Il cantautore di Focà di Caulonia, con il suo stile graffiante e consapevole,
è riuscito a trasformare la musica popolare calabrese in una musica “impegnata”,capace di parlare dei problemi della sua terra con poesia e verità.notevole il suo rifacimento di Catarinè, brano storico di Otello Profazio,trasformato in una ballata potente che racconta le tante piaghe della Calabria.
Per un’ora Fabio e la sua band, Movimento Terra, danno anima e corpo al palco.
La loro intesa è quasi surreale, e i ritmi forsennati si mescolano al blues più profondo,
trascinando la piazza in un vortice ipnotico. Il motore della serata è senza dubbio il grande Massimo Cusato, una forza della natura alle percussioni. Con Macagnino, l’intesa è immediata, palpabile.
La serata prosegue con i Cantori di Carpino, vecchie conoscenze del Festival e autentici custodi della tradizione garganica.

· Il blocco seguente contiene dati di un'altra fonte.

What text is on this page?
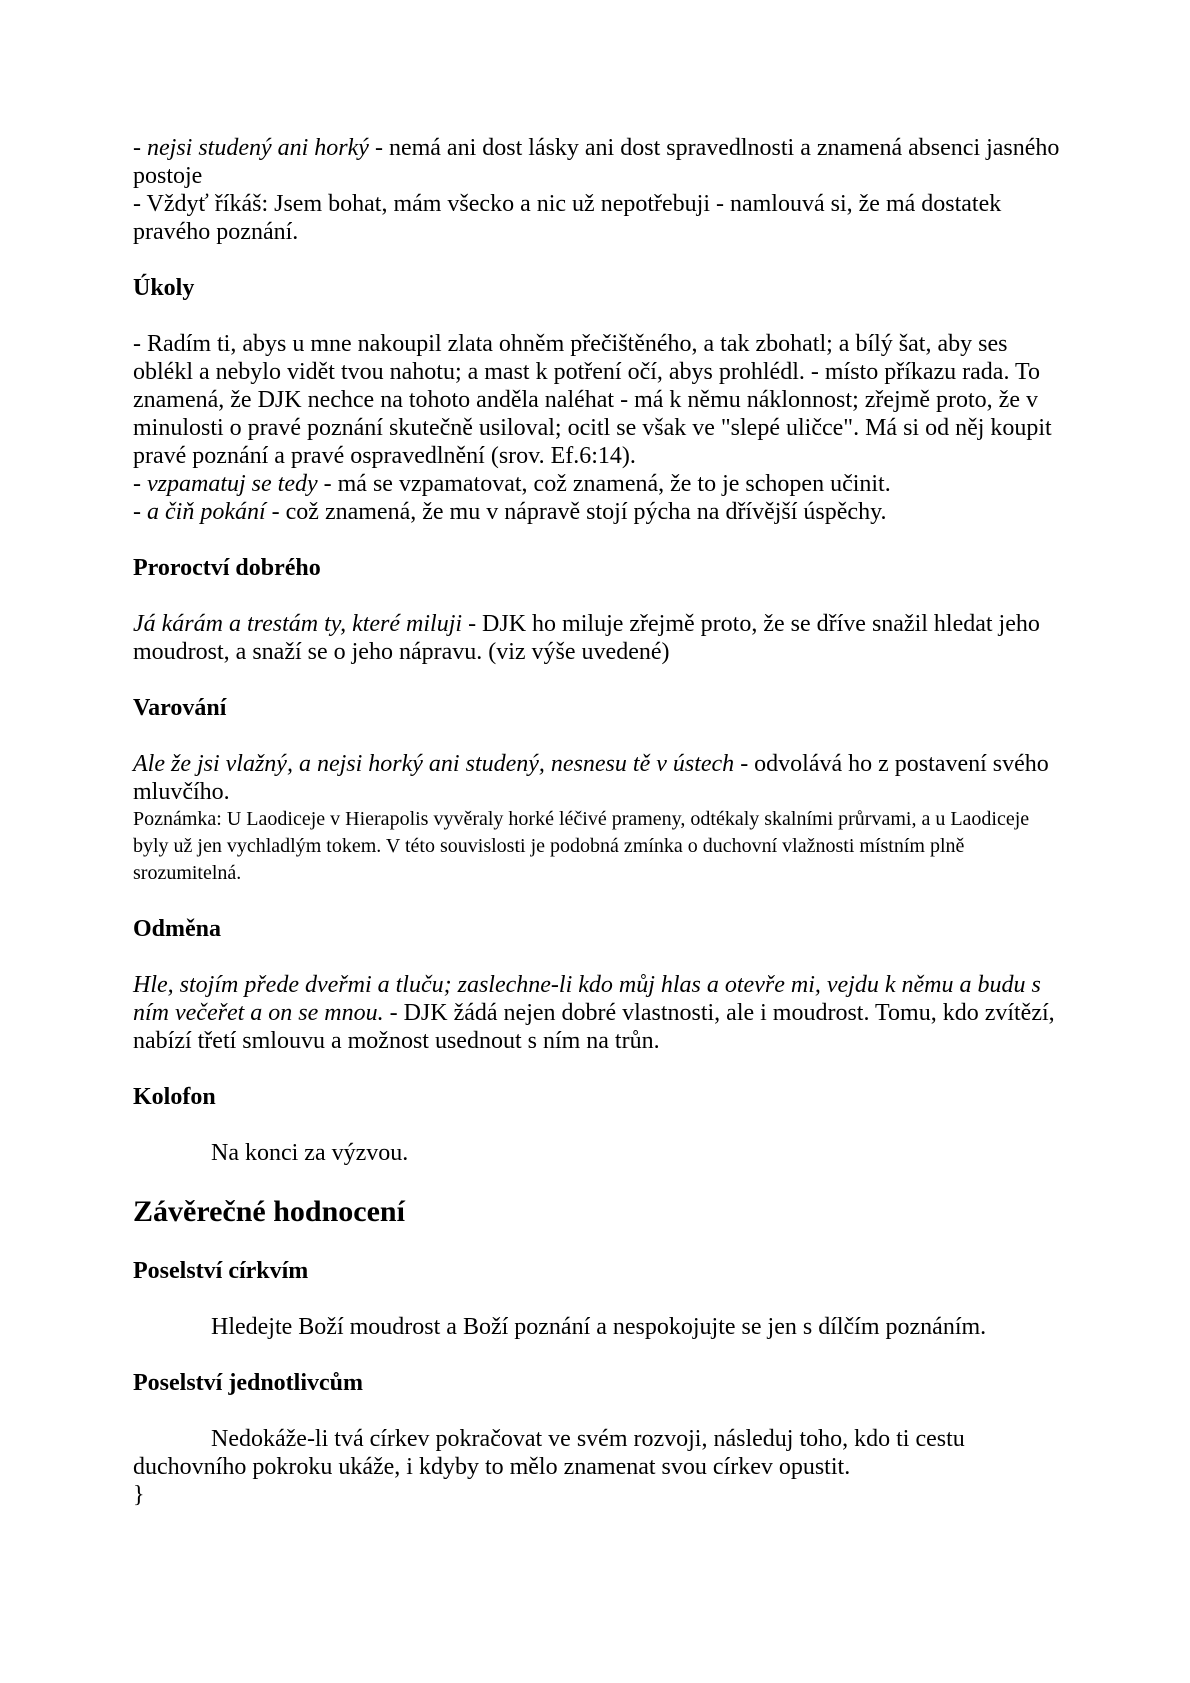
- nejsi studený ani horký - nemá ani dost lásky ani dost spravedlnosti a znamená absenci jasného postoje
- Vždyť říkáš: Jsem bohat, mám všecko a nic už nepotřebuji - namlouvá si, že má dostatek pravého poznání.

Úkoly

- Radím ti, abys u mne nakoupil zlata ohněm přečištěného, a tak zbohatl; a bílý šat, aby ses oblékl a nebylo vidět tvou nahotu; a mast k potření očí, abys prohlédl. - místo příkazu rada. To znamená, že DJK nechce na tohoto anděla naléhat - má k němu náklonnost; zřejmě proto, že v minulosti o pravé poznání skutečně usiloval; ocitl se však ve "slepé uličce". Má si od něj koupit pravé poznání a pravé ospravedlnění (srov. Ef.6:14).
- vzpamatuj se tedy - má se vzpamatovat, což znamená, že to je schopen učinit.
- a čiň pokání - což znamená, že mu v nápravě stojí pýcha na dřívější úspěchy.

Proroctví dobrého

Já kárám a trestám ty, které miluji - DJK ho miluje zřejmě proto, že se dříve snažil hledat jeho moudrost, a snaží se o jeho nápravu. (viz výše uvedené)

Varování

Ale že jsi vlažný, a nejsi horký ani studený, nesnesu tě v ústech - odvolává ho z postavení svého mluvčího.

Poznámka: U Laodiceje v Hierapolis vyvěraly horké léčivé prameny, odtékaly skalními průrvami, a u Laodiceje byly už jen vychladlým tokem. V této souvislosti je podobná zmínka o duchovní vlažnosti místním plně srozumitelná.

Odměna

Hle, stojím přede dveřmi a tluču; zaslechne-li kdo můj hlas a otevře mi, vejdu k němu a budu s ním večeřet a on se mnou. - DJK žádá nejen dobré vlastnosti, ale i moudrost. Tomu, kdo zvítězí, nabízí třetí smlouvu a možnost usednout s ním na trůn.

Kolofon

Na konci za výzvou.

Závěrečné hodnocení
Poselství církvím

Hledejte Boží moudrost a Boží poznání a nespokojujte se jen s dílčím poznáním.

Poselství jednotlivcům

Nedokáže-li tvá církev pokračovat ve svém rozvoji, následuj toho, kdo ti cestu duchovního pokroku ukáže, i kdyby to mělo znamenat svou církev opustit.

}
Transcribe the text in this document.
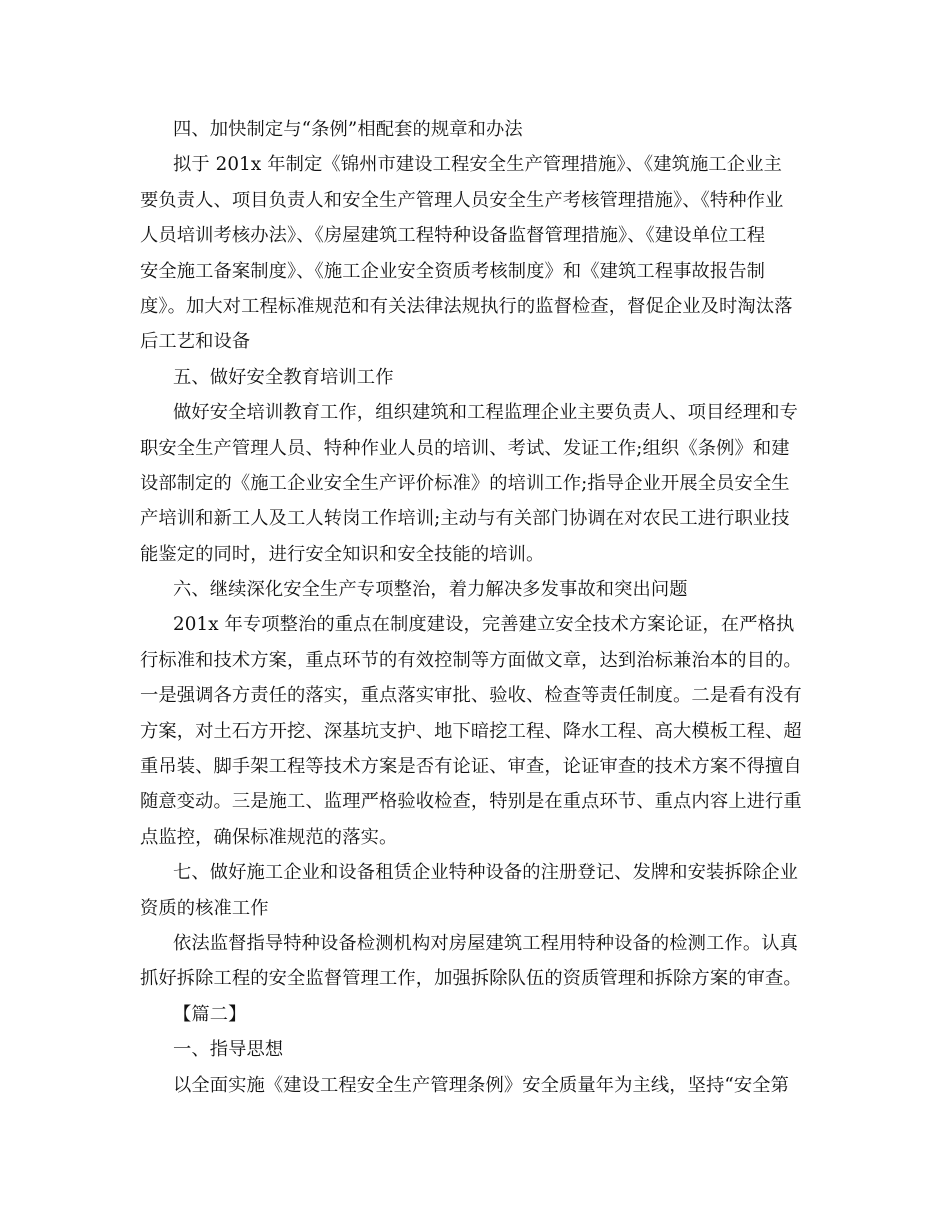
四、加快制定与“条例”相配套的规章和办法
拟于 201x 年制定《锦州市建设工程安全生产管理措施》、《建筑施工企业主
要负责人、项目负责人和安全生产管理人员安全生产考核管理措施》、《特种作业
人员培训考核办法》、《房屋建筑工程特种设备监督管理措施》、《建设单位工程
安全施工备案制度》、《施工企业安全资质考核制度》和《建筑工程事故报告制
度》。加大对工程标准规范和有关法律法规执行的监督检查，督促企业及时淘汰落
后工艺和设备
五、做好安全教育培训工作
做好安全培训教育工作，组织建筑和工程监理企业主要负责人、项目经理和专
职安全生产管理人员、特种作业人员的培训、考试、发证工作;组织《条例》和建
设部制定的《施工企业安全生产评价标准》的培训工作;指导企业开展全员安全生
产培训和新工人及工人转岗工作培训;主动与有关部门协调在对农民工进行职业技
能鉴定的同时，进行安全知识和安全技能的培训。
六、继续深化安全生产专项整治，着力解决多发事故和突出问题
201x 年专项整治的重点在制度建设，完善建立安全技术方案论证，在严格执
行标准和技术方案，重点环节的有效控制等方面做文章，达到治标兼治本的目的。
一是强调各方责任的落实，重点落实审批、验收、检查等责任制度。二是看有没有
方案，对土石方开挖、深基坑支护、地下暗挖工程、降水工程、高大模板工程、超
重吊装、脚手架工程等技术方案是否有论证、审查，论证审查的技术方案不得擅自
随意变动。三是施工、监理严格验收检查，特别是在重点环节、重点内容上进行重
点监控，确保标准规范的落实。
七、做好施工企业和设备租赁企业特种设备的注册登记、发牌和安装拆除企业
资质的核准工作
依法监督指导特种设备检测机构对房屋建筑工程用特种设备的检测工作。认真
抓好拆除工程的安全监督管理工作，加强拆除队伍的资质管理和拆除方案的审查。
【篇二】
一、指导思想
以全面实施《建设工程安全生产管理条例》安全质量年为主线，坚持“安全第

I loro suoni, le voci, gli strumenti, portano Caulonia in un’altra epoca, trasportano il pubblico in un viaggio dentro la storia musicale del Sud.
Sono maestri nell’emozionare, ma il programma iniziato in ritardo li costringe a un’esibizione ridotta. Scendono dal palco quasi di corsa,
lasciando un po’ d’amaro in bocca a chi avrebbe voluto ascoltarli più a lungo.

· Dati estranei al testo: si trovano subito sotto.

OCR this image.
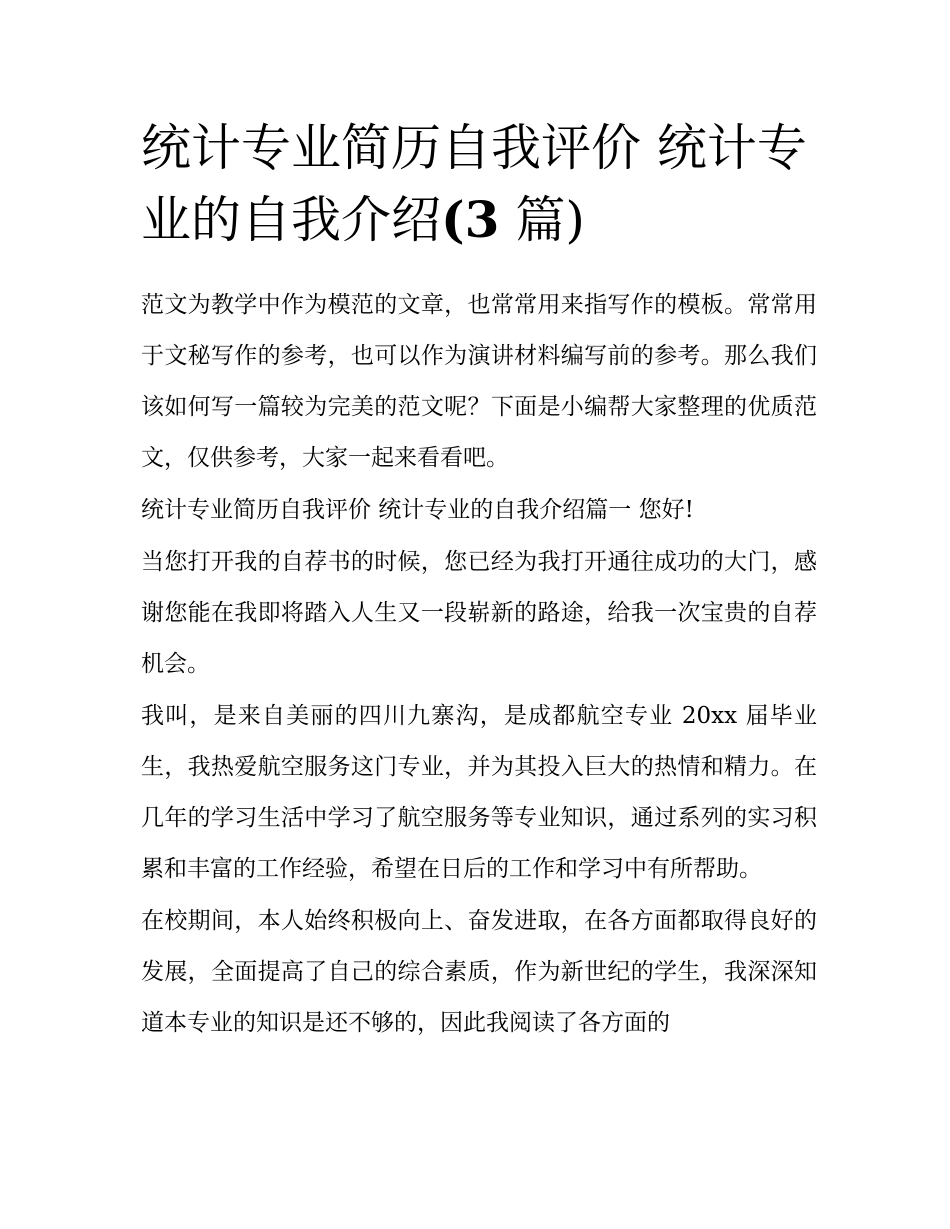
统计专业简历自我评价 统计专业的自我介绍(3 篇)

范文为教学中作为模范的文章，也常常用来指写作的模板。常常用于文秘写作的参考，也可以作为演讲材料编写前的参考。那么我们该如何写一篇较为完美的范文呢？下面是小编帮大家整理的优质范文，仅供参考，大家一起来看看吧。

统计专业简历自我评价 统计专业的自我介绍篇一 您好!

当您打开我的自荐书的时候，您已经为我打开通往成功的大门，感谢您能在我即将踏入人生又一段崭新的路途，给我一次宝贵的自荐机会。

我叫，是来自美丽的四川九寨沟，是成都航空专业 20xx 届毕业生，我热爱航空服务这门专业，并为其投入巨大的热情和精力。在几年的学习生活中学习了航空服务等专业知识，通过系列的实习积累和丰富的工作经验，希望在日后的工作和学习中有所帮助。

在校期间，本人始终积极向上、奋发进取，在各方面都取得良好的发展，全面提高了自己的综合素质，作为新世纪的学生，我深深知道本专业的知识是还不够的，因此我阅读了各方面的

Ed eccoci al gran finale. C’è attesa, e un pizzico di mistero: cosa farà Morgan con la Calabria Orchestra?
Si parte con un altro omaggio a Rosa Balistreri, Mi votu e mi rivotu,
ma in una versione talmente rielaborata da risultare, per alcuni, quasi irriconoscibile.

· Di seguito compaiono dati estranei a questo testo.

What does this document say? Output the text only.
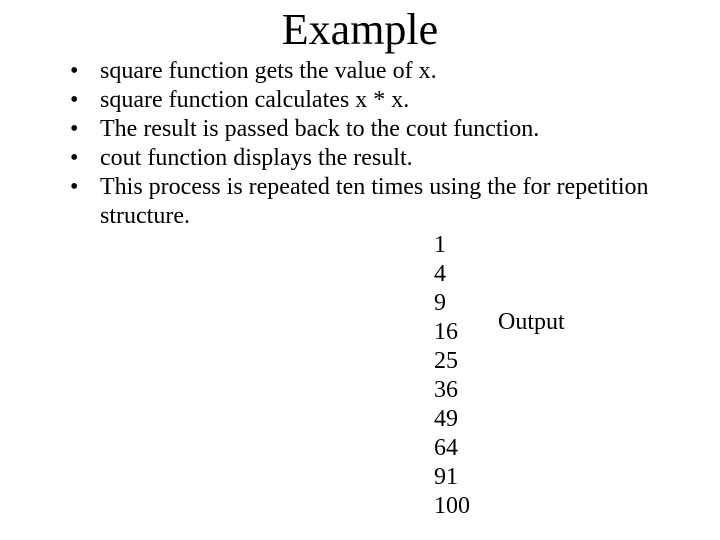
Example
• square function gets the value of x.
• square function calculates x * x.
• The result is passed back to the cout function.
• cout function displays the result.
• This process is repeated ten times using the for repetition structure.
1
4
9
16
25
36
49
64
91
100
Output
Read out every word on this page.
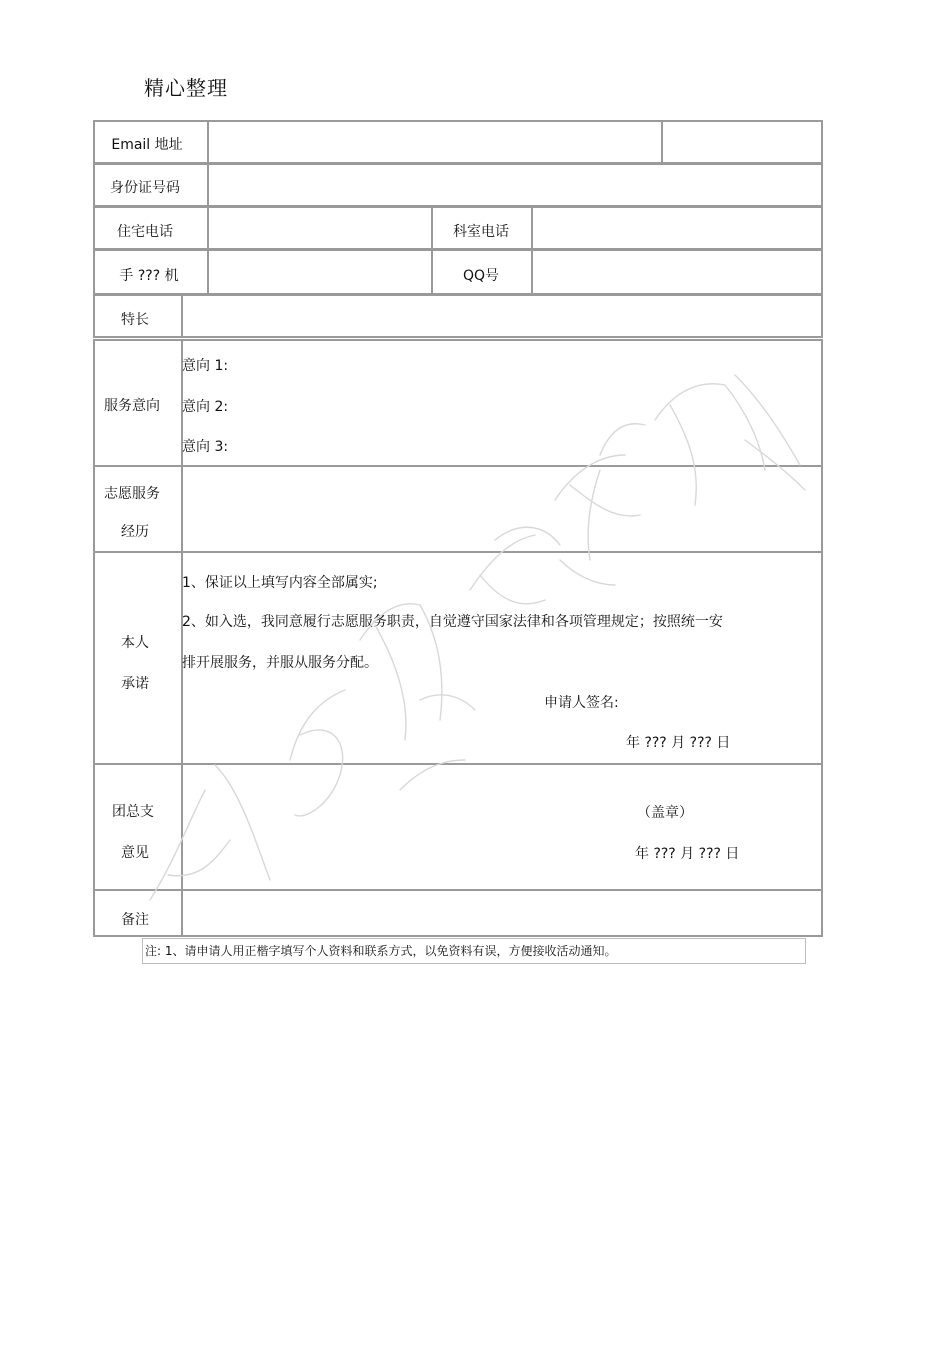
精心整理
Email 地址
身份证号码
住宅电话	科室电话
手 ??? 机	QQ号
特长
服务意向
意向 1:
意向 2:
意向 3:
志愿服务
经历
本人
承诺
1、保证以上填写内容全部属实;
2、如入选，我同意履行志愿服务职责，自觉遵守国家法律和各项管理规定；按照统一安
排开展服务，并服从服务分配。
申请人签名:
年 ??? 月 ??? 日
团总支
意见
（盖章）
年 ??? 月 ??? 日
备注
注: 1、请申请人用正楷字填写个人资料和联系方式，以免资料有误，方便接收活动通知。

Un’operazione artistica audace, forse troppo.
Perché ci sono brani come poesie che sembrano chiedere rispetto più che trasformazione.
Poi Morgan entra davvero. L’orchestra attacca le note de La canzone dell’amore perduto di Fabrizio De André, e nonostante un ingresso un po’ incerto, la piazza si lascia rapire. Si prosegue con Dolcenera, la ballata sull’alluvione genovese che, cantata in una terra che ha conosciuto tragedie simili, acquista un’intensità nuova, cruda, reale. L’esibizione appare inizialmente confusa, segno forse di prove mancate o di un’intesa ancora da costruire.
Ma poi Morgan trova il suo spazio con un brano più congeniale al suo stile, e la Calabria Orchestra e il maestro Checco Pallone prendono in mano la serata, guidando il pubblico verso la notte con
eleganza e forza. Il compito non era facile, ma è riuscito. E mentre gli ultimi accordi svaniscono,
il popolo del festival si incammina verso lo Sperone. Lì, ad aspettare tutti, c’è la magia dell’alba terzinata, la prima di quattro, in un festival che, ancora una volta, ha saputo ricordarci che la musica non è solo intrattenimento, ma memoria, lotta, emozione. A Caulonia, la Tarantella non è tradizione. È vita.